Vendredi, la séance au Parlement, qui devait être centrée sur le vote du budget, a encore été agitée, après une session déjà houleuse jeudi. Des députés de la gauche radicale, qui perturbaient la séance par des interruptions répétées, ont de nouveau été expulsés de force. Des scènes rappelant le traitement subi par l’ancien président sud-africain Jacob Zuma. Il faut dire que le contexte est explosif : l’actuel président Cyril Ramaphosa, 69 ans, est accusé d’avoir dissimulé à la police et au fisc un cambriolage datant de 2020 dans sa ferme de Phala Phala, au cours duquel les voleurs auraient emporté 3,8 millions d’euros en espèces dissimulés. Cyril Ramaphosa est accusé d’avoir ensuite acheté le silence des cambrioleurs.
L’affaire a éclaté la semaine dernière, avec une plainte déposée par l’ex-chef du renseignement Arthur Fraser. Mais c’est toute l’opposition qui s’est emparée de cette affaire. Réclamant que le président fasse « toute la lumière sur ces accusations », le leader du premier parti d’opposition (DA), John Steenhuisen, a lancé : « En quoi êtes-vous si différent de votre prédécesseur ? »
Ramaphosa dénonce de « sales coups »
Dans la tourmente, le chef d’État sud-africain, sur la défensive, a dénoncé de « sales coups » et éludé les questions sur cet épineux sujet lors d’une conférence de presse. « Le vol qui a eu lieu dans ma ferme de Phala Phala en 2020 fait l’objet d’une plainte et il faut laisser la justice suivre son cours », a répété Cyril Ramaphosa, malgré les relances, accusant les journalistes de « glisser les mêmes questions sous une autre forme ». « Je ne répondrai pas aux questions sur le sujet à ce stade, je suivrai les conseils qui m’ont été donnés », a-t-il ajouté, s’exprimant pour la première fois devant des médias sur ce qui est désormais appelé « le scandale de la ferme ». Cyril Ramaphosa, à la tête d’une importante fortune personnelle, a reconnu que de l’argent avait été volé, mais il conteste le montant annoncé. Il nie avoir volé de l’argent à quiconque, déplore des « intimidations ». L’argent dérobé, dont le montant avancé est exagéré, était tiré de la vente d’animaux, a-t-il expliqué, dénonçant des « motivations politiques ».
Un timing malheureux
Ces accusations interviennent alors que l’ANC, parti au pouvoir, doit décider d’ici au mois de décembre de présenter ou non Cyril Ramaphosa comme candidat pour un second mandat à la présidentielle de 2024. Le président a déclaré qu’il se présenterait devant la commission « intégrité » du parti, qui a pour règle de suspendre systématiquement les membres faisant l’objet de poursuites pénales. Aucune date n’a été fixée.
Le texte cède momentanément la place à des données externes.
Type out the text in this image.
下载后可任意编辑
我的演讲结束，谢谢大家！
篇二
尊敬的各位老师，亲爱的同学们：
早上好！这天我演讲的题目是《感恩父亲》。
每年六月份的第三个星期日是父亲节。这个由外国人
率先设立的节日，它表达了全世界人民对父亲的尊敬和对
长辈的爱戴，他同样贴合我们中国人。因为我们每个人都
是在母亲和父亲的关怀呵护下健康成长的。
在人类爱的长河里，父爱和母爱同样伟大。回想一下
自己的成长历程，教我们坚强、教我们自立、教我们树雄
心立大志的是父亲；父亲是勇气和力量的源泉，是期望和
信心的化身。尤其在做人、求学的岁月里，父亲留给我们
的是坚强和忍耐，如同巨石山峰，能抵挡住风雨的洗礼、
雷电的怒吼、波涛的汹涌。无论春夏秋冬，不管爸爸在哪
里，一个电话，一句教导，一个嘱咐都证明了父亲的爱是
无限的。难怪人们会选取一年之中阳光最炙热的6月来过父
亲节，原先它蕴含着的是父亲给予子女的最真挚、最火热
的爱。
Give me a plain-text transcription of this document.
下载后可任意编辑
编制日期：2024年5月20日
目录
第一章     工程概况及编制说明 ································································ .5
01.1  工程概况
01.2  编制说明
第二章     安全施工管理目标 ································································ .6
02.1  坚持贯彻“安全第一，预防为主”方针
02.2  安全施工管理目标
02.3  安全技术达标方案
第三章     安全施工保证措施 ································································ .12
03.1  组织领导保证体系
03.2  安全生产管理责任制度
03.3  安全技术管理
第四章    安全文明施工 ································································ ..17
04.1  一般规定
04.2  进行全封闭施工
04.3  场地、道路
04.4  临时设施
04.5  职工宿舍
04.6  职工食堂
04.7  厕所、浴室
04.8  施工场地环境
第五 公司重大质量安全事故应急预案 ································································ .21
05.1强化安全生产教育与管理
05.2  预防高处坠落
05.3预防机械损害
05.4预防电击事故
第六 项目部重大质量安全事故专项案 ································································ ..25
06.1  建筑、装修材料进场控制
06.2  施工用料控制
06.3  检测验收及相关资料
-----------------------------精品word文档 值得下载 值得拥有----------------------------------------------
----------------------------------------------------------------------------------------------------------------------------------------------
Successeur de Jacob Zuma, poussé à la démission en 2018 après une série de scandales, l’actuel président est attendu sur le front de la corruption qu’il a promis d’éradiquer. Mais d’autres défis l’attendent, alors que le pays a été durement frappé par la pandémie, des émeutes et des inondations. « Les défis que nous devons affronter en tant que pays sont nombreux, a dit Cyril Ramaphosa, mais l’optimisme commence à apparaître à l’horizon. » En effet, l’économie sud-africaine a enregistré une croissance de 1,9 % au premier trimestre, retrouvant le niveau affiché avant le début de la pandémie de Covid-19, selon des statistiques officielles publiées début juin.
L’Afrique du Sud, pays le plus industrialisé du continent, avait été heurtée de plein fouet par la pandémie de Covid-19 alors qu’elle était déjà en récession en avril 2020. L’économie avait connu cette année-là une contraction record de 6,4 %, puis avait rebondi plus rapidement que prévu et enregistré quatre trimestres consécutifs de croissance. Le taux de chômage a chuté à 34,5 % au premier trimestre 2022 (35,3 % au dernier trimestre 2021), la première baisse depuis près de deux ans, avait annoncé fin mai l’Agence gouvernementale des statistiques.
Cette affaire tombe donc au plus mal pour le président Ramaphosa, car, dans le même temps, se jouait un bras de fer autour de la médiatrice de la République, Busisiwe Mkhwebane, celle qu’on appelle Madame Anticorruption. Alors qu’elle a annoncé ouvrir une enquête publique sur l’affaire du « scandale de la ferme », le chef d’État l’a suspendue jeudi, dans le cadre d’une longue procédure de destitution déjà en cours.